Monday, October 5, 2009

Journal for Hawthorne

"The Minister's Black Veil" by Nathaniel Hawthorne


"A few shook their sagacious heads, intimating that they could penetrate the mystery; while one or two affirmed that there was no mystery at all, but only that Mr. Hooper's eyes were so weakened by the midnight lamp, as to require a shade."


"The obvious meaning of ["The Minister's Black Veil"] will be found to smother its insinuated one. The moral put into the mouth of the dying minister will be supposed to convey the true import of the narrative; and that a crime of dark dye (having reference to the "young lady") has been committed, is a point which only minds congenial with that of the author will perceive."

http://goliath.ecnext.com/coms2/gi_0199-120253/Narrative-suppression-sin-secrecy-and.html


Upon first reading "The Minister's Black Veil" I got the impression that the story was really about the reaction of the Puritan townspeople to the minister's veil, and the power of group perceptions in a homogeneous population who is anxious to appear pious. There were things that were puzzling in the story, but I didn't stop to think about them, taking the minister's own explanation for his veil at face value.

Hawthorne says it is a parable, and I decided it must be a symbolic treatment of the consciousness of sin and guilt and the secrets that all humans harbor, especially New England Calvinists in the nineteenth century.
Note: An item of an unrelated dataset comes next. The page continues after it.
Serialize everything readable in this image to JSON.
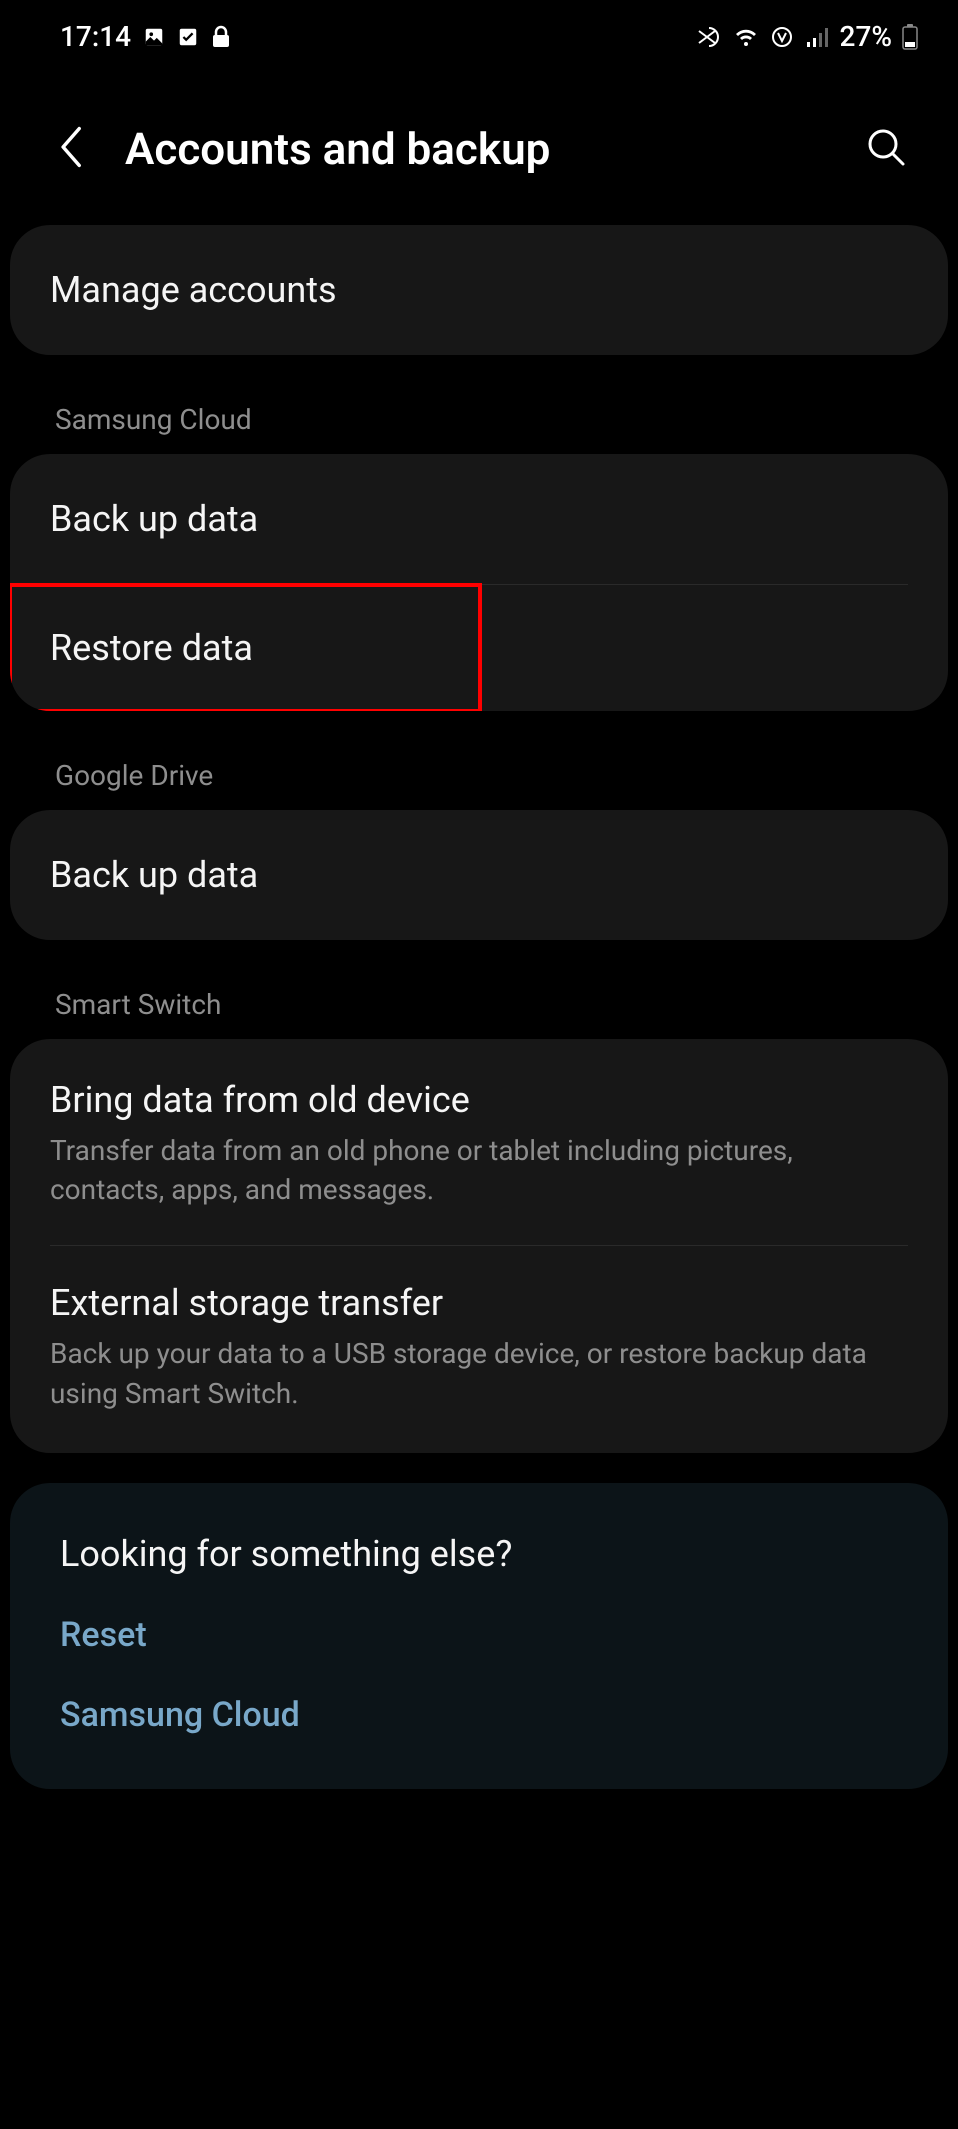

But the article containing the above quote made me reread the story and pay attention to the details that belie the minister's own purported motives. The article writer's thesis is that the narrator of the story is seeking to conceal the real crime of the minister by generalizing it and treating his penance as a symbol for the sins of all of us. The assertion is based on a claim by Poe to have discovered that the minister's sin was a sexual transgression with the young lady whose funeral is held the afternoon of the day Hooper first appears veiled. A second reading revealed much that was at odds with the simple explanation that the minister gives for his decision to don a veil. Almost everything that the writer of the article mentions is something I had noted as odd, but I didn't dwell on.I was reacting to the discrepancies in the narrative the same way that the townspeople were, by ignoring them. The footnote at the beginning relating the story of a real -life minister seems curiously gratuitous at first. The narrator's account is full of oddities. He tells us that Hooper was supposed to have changed places with a minister from another parish, but that minister had canceled because he was to officiate at a funeral. But Hooper himself was due to conduct a funeral, so he had just as much reason to cancel. If the parishioners are such fools to be afraid of a mere piece of cloth, why does his reflected image cause such terror in Hooper himself? If he is trying to make a simple point about the sin in everyone's heart, why persist for a lifetime in a symbolic act whose impact was felt at once?

There is much in the story to suggest that the "parable" about the sins of all of us is hiding something that has to do with the young lady of the funeral. His sorrow at the young lady's funeral is "tender and heart-dissolving," but there is no such sentiment associated with his loss of Elizabeth, who is described very unromantically as his "plighted wife". The bride at the wedding is conflated by the minister's presence with the dead woman of the funeral.

In a broader sense the story can be seen as a parable about language itself, and the fact that any revealing is also of necessity at the same time a concealing. The quote from the story, about some people attributing the veil to the minister's problems with his eyes, is interesting when we look at the narrative itself as a veil covering the minister's very particular secret sin. The "sagacious" ones are making excuses for the minister, just as the whole story is serving as an elaborate obfuscation.